The main reasons for this:

  1. Extreme cold, aggravated by strong winds - this is what actually kills people (well, except for avalanches and falling, which are just as much a threat as in lower regions).
  2. Rapidly and sometimes unpredictably changing weather conditions.
  3. Long distances back to the base camp.
  4. Overconfidence, ambition and group dynamics.
  5. Low oxygen levels causing altitude sickness, which in turn causes a) weakness and b) impairs judgement.
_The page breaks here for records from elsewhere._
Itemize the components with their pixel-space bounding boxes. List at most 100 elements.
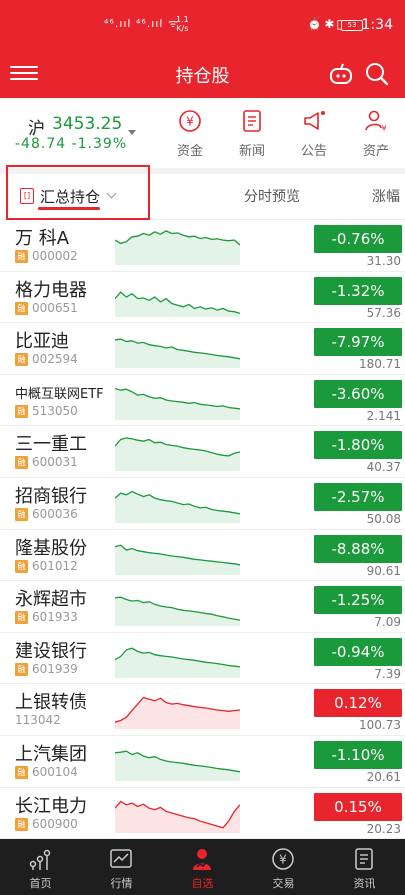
- quick-action-news[interactable]: 新闻: [228, 108, 276, 159]
- stock-name: 隆基股份: [15, 537, 87, 559]
- margin-tag: 融: [15, 507, 28, 521]
- change-badge[interactable]: -7.97%: [314, 328, 402, 357]
- stock-code: 600031: [32, 455, 78, 470]
- intraday-sparkline: [115, 387, 240, 420]
- change-badge[interactable]: -3.60%: [314, 379, 402, 408]
- tab-watchlist[interactable]: 自选: [162, 839, 243, 895]
- change-badge[interactable]: -1.80%: [314, 431, 402, 460]
- intraday-sparkline: [115, 750, 240, 781]
- intraday-sparkline: [115, 290, 240, 317]
- margin-tag: 融: [15, 404, 28, 418]
- tab-market[interactable]: 行情: [81, 839, 162, 895]
- change-badge[interactable]: -2.57%: [314, 482, 402, 511]
- quick-action-assets[interactable]: ¥ 资产: [352, 108, 400, 159]
- yuan-coin-icon: ¥: [179, 110, 201, 132]
- stock-row[interactable]: 万 科A 融 000002 -0.76% 31.30: [0, 220, 405, 272]
- stock-row[interactable]: 隆基股份融 601012 -8.88% 90.61: [0, 530, 405, 582]
- stock-price: 20.23: [366, 821, 401, 836]
- stock-row[interactable]: 上汽集团融 600104 -1.10% 20.61: [0, 736, 405, 788]
- stock-code: 000651: [32, 300, 78, 315]
- tab-label: 自选: [191, 877, 214, 890]
- summary-holdings-icon: []: [20, 188, 34, 204]
- holdings-selector-label[interactable]: 汇总持仓: [40, 186, 100, 207]
- sparkline-area: [115, 647, 240, 678]
- tab-label: 交易: [272, 877, 295, 890]
- intraday-sparkline: [115, 338, 240, 369]
- stock-price: 90.61: [366, 563, 401, 578]
- change-badge[interactable]: -1.25%: [314, 586, 402, 615]
- stock-code: 601939: [32, 661, 78, 676]
- stock-row[interactable]: 上银转债 113042 0.12% 100.73: [0, 684, 405, 736]
- stock-code: 002594: [32, 352, 78, 367]
- document-icon: [243, 110, 261, 132]
- change-badge[interactable]: 0.15%: [314, 792, 402, 821]
- index-switch-caret-icon[interactable]: [128, 130, 136, 135]
- intraday-sparkline: [115, 800, 240, 833]
- stock-row[interactable]: 招商银行融 600036 -2.57% 50.08: [0, 478, 405, 530]
- stock-name: 长江电力: [15, 795, 87, 817]
- search-icon[interactable]: [363, 60, 391, 88]
- margin-tag: 融: [15, 353, 28, 367]
- change-badge[interactable]: 0.12%: [314, 689, 402, 718]
- stock-code: 600900: [32, 816, 78, 831]
- index-change: -48.74 -1.39%: [15, 136, 128, 152]
- stock-row[interactable]: 中概互联网ETF 融 513050 -3.60% 2.141: [0, 375, 405, 427]
- stock-name: 招商银行: [15, 485, 87, 507]
- intraday-sparkline: [115, 647, 240, 678]
- clock: 1:34: [361, 17, 393, 33]
- trade-yuan-icon: ¥: [272, 848, 294, 870]
- quick-action-label: 新闻: [238, 144, 265, 159]
- bottom-tab-bar: 首页 行情 自选 ¥ 交易 资讯: [0, 839, 405, 895]
- margin-tag: 融: [15, 817, 28, 831]
- index-quote-bar[interactable]: 沪 3453.25 -48.74 -1.39% ¥ 资金 新闻 公告 ¥ 资产: [0, 98, 405, 168]
- intraday-sparkline: [115, 490, 240, 523]
- robot-assistant-icon[interactable]: [327, 60, 355, 88]
- margin-tag: 融: [15, 559, 28, 573]
- stock-name: 比亚迪: [15, 331, 69, 353]
- index-value: 3453.25: [52, 114, 123, 134]
- stock-code: 113042: [15, 713, 61, 728]
- news-document-icon: [355, 848, 373, 870]
- quick-action-funds[interactable]: ¥ 资金: [166, 108, 214, 159]
- tab-home[interactable]: 首页: [0, 839, 81, 895]
- market-chart-icon: [110, 849, 132, 868]
- change-badge[interactable]: -8.88%: [314, 534, 402, 563]
- stock-name: 中概互联网ETF: [15, 386, 104, 402]
- margin-tag: 融: [15, 250, 28, 263]
- tab-news[interactable]: 资讯: [324, 839, 405, 895]
- stock-price: 50.08: [366, 511, 401, 526]
- stock-code: 513050: [32, 403, 78, 418]
- quick-action-announcements[interactable]: 公告: [290, 108, 338, 159]
- user-assets-icon: ¥: [365, 110, 387, 133]
- stock-price: 7.39: [374, 666, 401, 681]
- intraday-sparkline: [115, 697, 240, 730]
- stock-name: 上汽集团: [15, 743, 87, 765]
- stock-row[interactable]: 永辉超市融 601933 -1.25% 7.09: [0, 581, 405, 633]
- stock-row[interactable]: 建设银行融 601939 -0.94% 7.39: [0, 633, 405, 685]
- column-header-change[interactable]: 涨幅: [372, 186, 400, 206]
- change-badge[interactable]: -1.10%: [314, 740, 402, 769]
- stock-row[interactable]: 三一重工融 600031 -1.80% 40.37: [0, 426, 405, 478]
- watchlist-person-icon: [193, 849, 211, 870]
- network-indicators: ⁴⁶.ııl ⁴⁶.ııl ᯤ: [104, 17, 180, 30]
- sparkline-area: [115, 751, 240, 781]
- change-badge[interactable]: -0.76%: [314, 225, 402, 253]
- margin-tag: 融: [15, 611, 28, 625]
- intraday-sparkline: [115, 437, 240, 472]
- stock-row[interactable]: 格力电器融 000651 -1.32% 57.36: [0, 272, 405, 324]
- stock-row[interactable]: 比亚迪融 002594 -7.97% 180.71: [0, 323, 405, 375]
- change-badge[interactable]: -1.32%: [314, 276, 402, 305]
- column-header-intraday-preview[interactable]: 分时预览: [244, 186, 300, 206]
- home-chart-icon: [29, 849, 51, 870]
- tab-label: 首页: [29, 877, 52, 890]
- stock-price: 31.30: [366, 254, 401, 268]
- quick-action-label: 公告: [300, 144, 327, 159]
- stock-list: 万 科A 融 000002 -0.76% 31.30 格力电器融 000651 -1.32% 5…: [0, 220, 405, 840]
- tab-trade[interactable]: ¥ 交易: [243, 839, 324, 895]
- change-badge[interactable]: -0.94%: [314, 637, 402, 666]
- stock-price: 180.71: [359, 357, 401, 372]
- stock-row[interactable]: 长江电力融 600900 0.15% 20.23: [0, 788, 405, 840]
- intraday-sparkline: [115, 596, 240, 627]
- svg-text:¥: ¥: [186, 115, 194, 129]
- stock-code: 000002: [32, 249, 78, 263]
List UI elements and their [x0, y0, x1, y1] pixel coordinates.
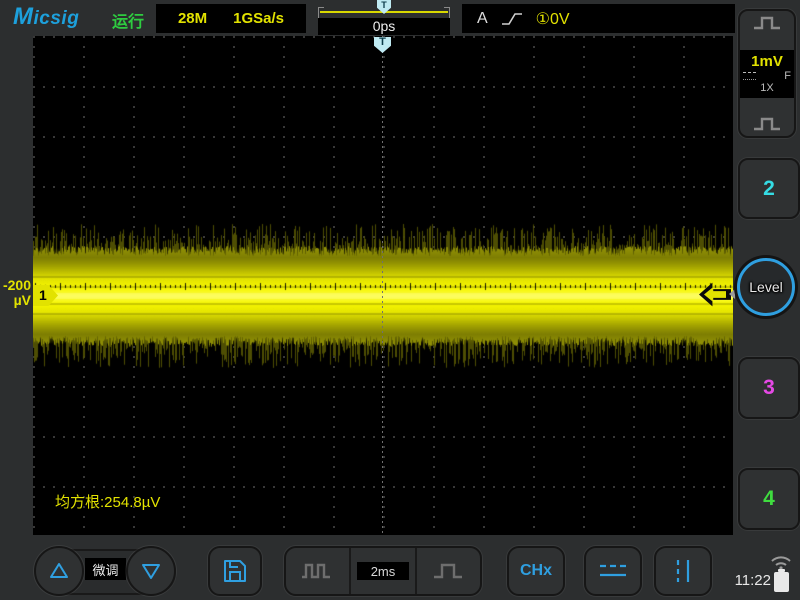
double-pulse-icon	[300, 561, 336, 581]
save-icon	[222, 558, 248, 584]
wifi-icon	[768, 552, 794, 570]
horizontal-cursor-icon	[597, 560, 629, 582]
channel1-widget[interactable]: 1mV F 1X	[738, 9, 796, 138]
rms-measurement: 均方根:254.8µV	[55, 491, 160, 512]
trigger-source: A	[477, 10, 488, 28]
timebase-group: 2ms	[284, 546, 482, 596]
adjust-up-button[interactable]	[34, 546, 84, 596]
clock: 11:22	[733, 572, 771, 589]
trigger-level: ①0V	[536, 9, 570, 29]
single-pulse-icon	[431, 561, 465, 581]
timebase-value-section[interactable]: 2ms	[349, 548, 416, 594]
offset-value: -200	[0, 278, 31, 293]
coupling-icon	[743, 72, 756, 80]
save-button[interactable]	[208, 546, 262, 596]
trigger-position-line	[382, 36, 383, 535]
offset-unit: µV	[0, 293, 31, 308]
waveform-canvas	[33, 36, 733, 535]
cursor-button[interactable]	[654, 546, 712, 596]
channel1-bandwidth: F	[784, 70, 791, 82]
channel-select-button[interactable]: CHx	[507, 546, 565, 596]
trigger-level-button[interactable]: Level	[737, 258, 795, 316]
channel3-button[interactable]: 3	[738, 357, 800, 419]
trigger-info-box[interactable]: A ①0V	[462, 4, 735, 33]
trigger-position-value: 0ps	[318, 18, 450, 35]
timebase-faster-button[interactable]	[286, 548, 349, 594]
measure-button[interactable]	[584, 546, 642, 596]
scale-down-icon[interactable]	[751, 114, 783, 134]
waveform-display[interactable]: T 1 均方根:254.8µV	[33, 36, 733, 535]
oscilloscope-app: Micsig 运行 28M 1GSa/s T 0ps A ①0V -200 µV…	[0, 0, 800, 600]
trigger-position-widget[interactable]: T 0ps	[318, 0, 450, 36]
level-pointer-icon	[729, 289, 735, 299]
battery-body	[774, 572, 789, 592]
channel1-info-box[interactable]: 1mV F 1X	[740, 50, 794, 98]
channel2-button[interactable]: 2	[738, 158, 800, 219]
timebase-value: 2ms	[357, 562, 409, 580]
run-status[interactable]: 运行	[112, 8, 144, 32]
scale-up-icon[interactable]	[751, 13, 783, 33]
triangle-up-icon	[48, 561, 70, 581]
channel-offset-label: -200 µV	[0, 278, 31, 308]
channel1-scale: 1mV	[751, 54, 783, 70]
fine-adjust-label[interactable]: 微调	[85, 558, 126, 580]
sample-rate: 1GSa/s	[233, 10, 284, 27]
channel4-button[interactable]: 4	[738, 468, 800, 530]
brand-logo: Micsig	[13, 3, 79, 31]
vertical-cursor-icon	[670, 557, 696, 585]
adjust-down-button[interactable]	[126, 546, 176, 596]
channel1-probe: 1X	[760, 82, 773, 94]
timebase-slower-button[interactable]	[417, 548, 480, 594]
acquisition-info-box[interactable]: 28M 1GSa/s	[156, 4, 306, 33]
rising-edge-icon	[501, 11, 523, 27]
triangle-down-icon	[140, 561, 162, 581]
memory-depth: 28M	[178, 10, 207, 27]
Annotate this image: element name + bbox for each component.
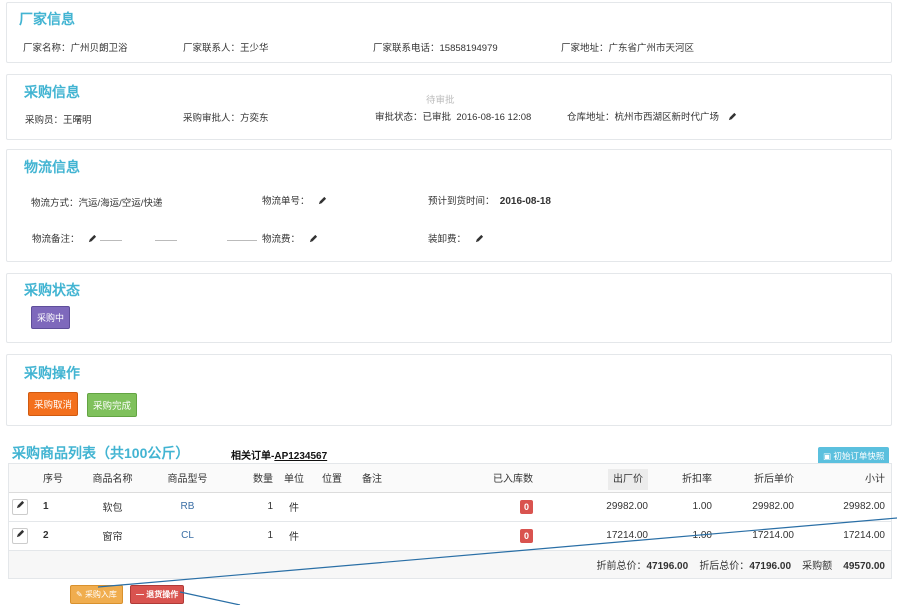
row-model[interactable]: CL (150, 521, 225, 551)
purchase-panel: 采购信息 采购员：王曙明 采购审批人：方奕东 审批状态：已审批 2016-08-… (6, 74, 892, 140)
state-panel: 采购状态 采购中 (6, 273, 892, 343)
logistics-panel: 物流信息 物流方式：汽运/海运/空运/快递 物流单号： 预计到货时间： 2016… (6, 149, 892, 262)
col-price: 出厂价 (539, 464, 654, 493)
col-index: 序号 (31, 464, 75, 493)
related-order: 相关订单-AP1234567 (231, 451, 328, 462)
row-unit-after: 17214.00 (718, 521, 800, 551)
factory-name: 厂家名称：广州贝朗卫浴 (23, 43, 128, 54)
total-before-label: 折前总价： (596, 560, 647, 572)
row-index: 2 (31, 521, 75, 551)
pencil-icon (16, 529, 24, 537)
faded-status-text: 待审批 (426, 95, 455, 106)
approval-time: 2016-08-16 12:08 (456, 112, 532, 123)
underline-mark (227, 240, 257, 241)
row-model[interactable]: RB (150, 492, 225, 522)
product-table: 序号 商品名称 商品型号 数量 单位 位置 备注 已入库数 出厂价 折扣率 折后… (8, 463, 892, 580)
factory-phone: 厂家联系电话：15858194979 (373, 43, 498, 54)
purchase-title: 采购信息 (24, 84, 80, 100)
edit-warehouse-icon[interactable] (728, 112, 737, 121)
row-unit: 件 (279, 521, 309, 551)
operation-title: 采购操作 (24, 365, 80, 381)
logistics-fee: 物流费： (262, 231, 318, 245)
row-name: 软包 (75, 492, 150, 522)
edit-row-button[interactable] (12, 527, 28, 544)
state-badge: 采购中 (31, 306, 71, 329)
row-discount: 1.00 (654, 492, 718, 522)
minus-icon: — (136, 590, 144, 599)
edit-tracking-icon[interactable] (318, 196, 327, 205)
row-name: 窗帘 (75, 521, 150, 551)
table-row: 1 软包 RB 1 件 0 29982.00 1.00 29982.00 299… (9, 492, 891, 522)
approval-status: 审批状态：已审批 2016-08-16 12:08 (375, 112, 532, 123)
col-location: 位置 (309, 464, 355, 493)
logistics-method: 物流方式：汽运/海运/空运/快递 (31, 198, 163, 209)
col-unit-after: 折后单价 (718, 464, 800, 493)
edit-fee-icon[interactable] (309, 234, 318, 243)
edit-handling-icon[interactable] (475, 234, 484, 243)
operation-panel: 采购操作 采购取消 采购完成 (6, 354, 892, 426)
product-list-title: 采购商品列表（共100公斤） (12, 445, 190, 461)
edit-row-button[interactable] (12, 498, 28, 515)
factory-panel: 厂家信息 厂家名称：广州贝朗卫浴 厂家联系人：王少华 厂家联系电话：158581… (6, 2, 892, 63)
underline-mark (155, 240, 177, 241)
state-title: 采购状态 (24, 282, 80, 298)
pencil-icon (16, 500, 24, 508)
stock-in-button[interactable]: ✎ 采购入库 (70, 585, 123, 604)
col-model: 商品型号 (150, 464, 225, 493)
handling-fee: 装卸费： (428, 231, 484, 245)
row-discount: 1.00 (654, 521, 718, 551)
pencil-icon: ✎ (76, 590, 83, 599)
logistics-title: 物流信息 (24, 159, 80, 175)
row-qty: 1 (225, 492, 279, 522)
stocked-badge: 0 (519, 499, 533, 514)
row-unit-after: 29982.00 (718, 492, 800, 522)
edit-remark-icon[interactable] (88, 234, 97, 243)
stocked-badge: 0 (519, 528, 533, 543)
tracking-number: 物流单号： (262, 193, 327, 207)
row-unit: 件 (279, 492, 309, 522)
camera-icon: ▣ (823, 451, 832, 461)
warehouse-address: 仓库地址：杭州市西湖区新时代广场 (567, 109, 737, 123)
row-qty: 1 (225, 521, 279, 551)
row-price: 29982.00 (539, 492, 654, 522)
col-qty: 数量 (225, 464, 279, 493)
factory-title: 厂家信息 (19, 11, 75, 27)
row-price: 17214.00 (539, 521, 654, 551)
col-name: 商品名称 (75, 464, 150, 493)
cancel-purchase-button[interactable]: 采购取消 (28, 392, 79, 416)
col-discount: 折扣率 (654, 464, 718, 493)
related-order-link[interactable]: AP1234567 (274, 451, 327, 462)
col-unit: 单位 (279, 464, 309, 493)
complete-purchase-button[interactable]: 采购完成 (87, 393, 138, 417)
col-subtotal: 小计 (800, 464, 891, 493)
underline-mark (100, 240, 122, 241)
factory-contact: 厂家联系人：王少华 (183, 43, 269, 54)
logistics-remark: 物流备注： (32, 231, 97, 245)
col-stocked: 已入库数 (389, 464, 539, 493)
row-index: 1 (31, 492, 75, 522)
total-before-value: 47196.00 (646, 560, 689, 572)
table-row: 2 窗帘 CL 1 件 0 17214.00 1.00 17214.00 172… (9, 521, 891, 551)
total-after-value: 47196.00 (749, 560, 792, 572)
buyer: 采购员：王曙明 (25, 115, 92, 126)
row-subtotal: 29982.00 (800, 492, 891, 522)
col-remark: 备注 (355, 464, 389, 493)
return-button[interactable]: — 退货操作 (130, 585, 185, 604)
approver: 采购审批人：方奕东 (183, 113, 269, 124)
amount-label: 采购额 (802, 560, 833, 572)
total-after-label: 折后总价： (699, 560, 750, 572)
eta: 预计到货时间： 2016-08-18 (428, 196, 551, 207)
factory-address: 厂家地址：广东省广州市天河区 (561, 43, 695, 54)
row-subtotal: 17214.00 (800, 521, 891, 551)
totals-row: 折前总价：47196.00 折后总价：47196.00 采购额 49570.00 (9, 550, 891, 579)
amount-value: 49570.00 (843, 560, 885, 572)
action-bar: ✎ 采购入库 — 退货操作 (8, 578, 892, 605)
table-header: 序号 商品名称 商品型号 数量 单位 位置 备注 已入库数 出厂价 折扣率 折后… (9, 464, 891, 493)
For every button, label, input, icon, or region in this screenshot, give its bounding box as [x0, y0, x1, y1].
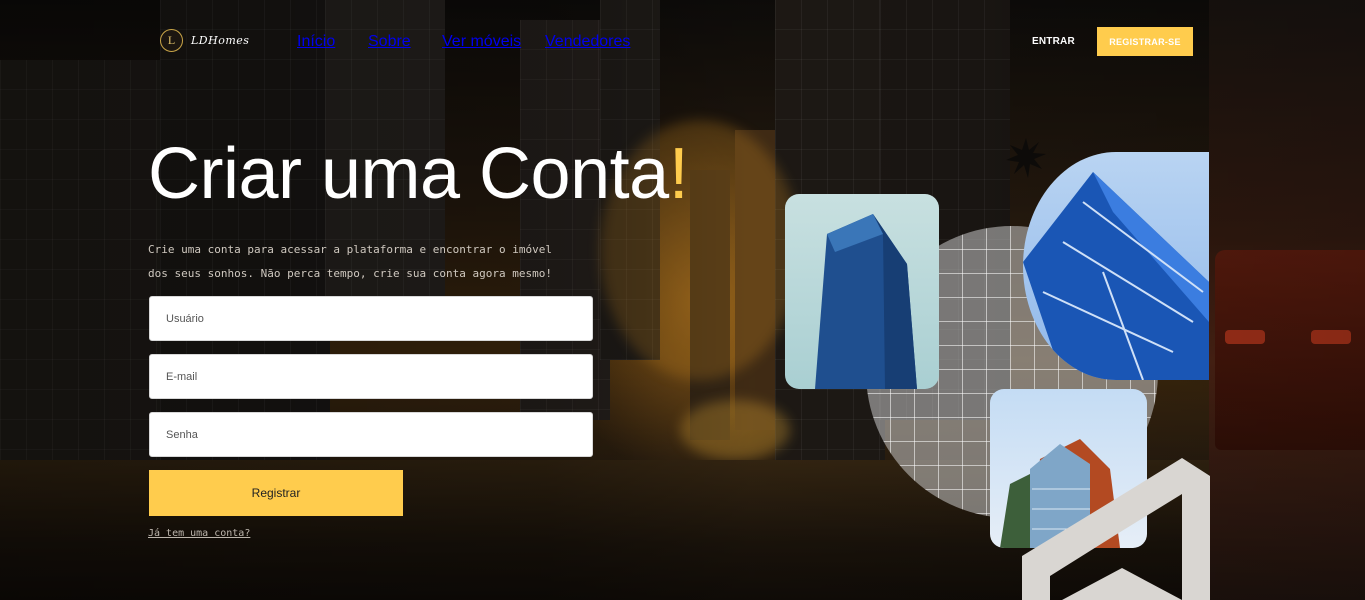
- nav-item-vendedores[interactable]: Vendedores: [545, 33, 630, 51]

  6. Impossibility of external help
Because of point 1 above, you can basically only survive up there when the weather is good. If it turns bad and you don't get back to the base camp in time, you die. So the general idea is to wait in the camp until there are stable, good conditions, then go up to the summit and back to the safety of the camp as quickly as possible. But due to point 2, the "stable" conditions often aren't, due to point 3, you have to turn back at the first signs of a weather change, which some people due to points 4 and 5b don't, or which turns out not to have been early enough due to point 5a. The book Into Thin Air documents a particulary bad case.